Smart cars vs. privacy: a driverless car could generate 100 GB of data per second

Fully autonomous vehicles might never come to much, but many of the privacy issues they raise are as salient today as they would be in any high-tech driverless future.

Assuming that a recent article in New Scientist is wrong and driverless cars won't be “going the way of the jetpack” anytime soon, it nonetheless seems probable that fully autonomous driverless vehicles will not be an everyday reality in the developed world at least before 2030. This flies in the face of predictions that by 2020, a human behind the wheel would be a thing of the past, and can largely be attributed to developments in AI not keeping up with the blue-sky thinking of many tech evangelists during the past decade.

That is not to say, though, that significant strides are not being taken towards this possibly unattainable goal. Since October last year, for instance, Google's sister firm Waymo has been operating a commercial driverless taxi, or robotaxi, service in certain parts of Phoenix, Arizona.

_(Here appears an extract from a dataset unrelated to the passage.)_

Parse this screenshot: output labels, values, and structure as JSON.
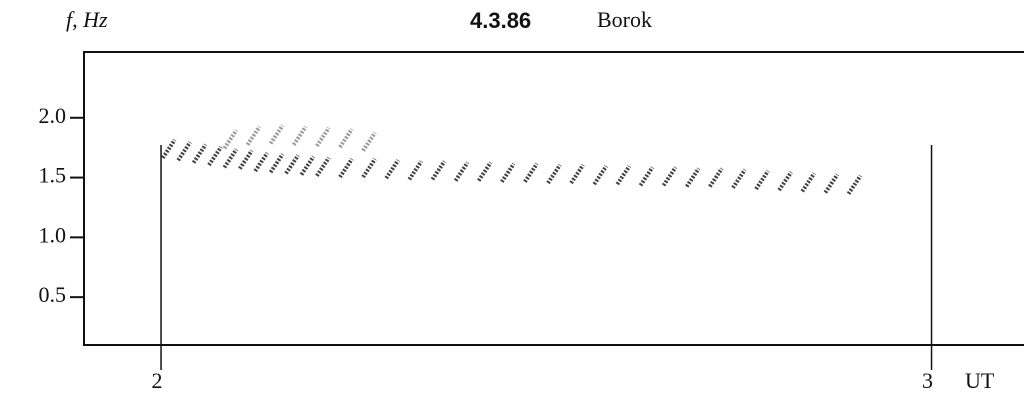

Meanwhile, numerous car manufacturers, most vociferously Tesla, have unveiled multiple advanced driver assistance systems. These systems, while a far way off from providing fully automated driving, are nonetheless trumpeted by some, most notably Tesla's “technoking” and CEO Elon Musk, as heralding the arrival of such tech into the popular sphere.

Real-world applications

Certainly, away from the glare of the popular press, driverless vehicles are increasingly the norm in warehouses, ports and industrial facilities alike. Germany's BASF, for example, is using 32-wheeled automated guided vehicles (AGVs) to transport chemicals in volumes of up to 73,000 litres and at speeds of 30 km/h around its city-sized home site of Ludwigshafen.

Moreover, while the notion of pilotless drones killing people on the other side of the planet is now a reality of war, there are many in the maritime industry who have an essentially sailorless shipping sector firmly in their sights.

And if that seems hard to fathom, bear in mind that in Japan, a country already heavily committed to robotisation, there are already industry-led plans afoot to make 50% of the country's domestic fleet unmanned by 2040. Japan, by the way, is far from alone in harbouring such ambitions.

What's more, while the need for ongoing engine maintenance will likely thwart full autonomy in the realm of deep sea commercial shipping for some time to come, a host of unmanned surface vehicles (USVs) are already performing a widening range of real-life duties, from scientific research to port security.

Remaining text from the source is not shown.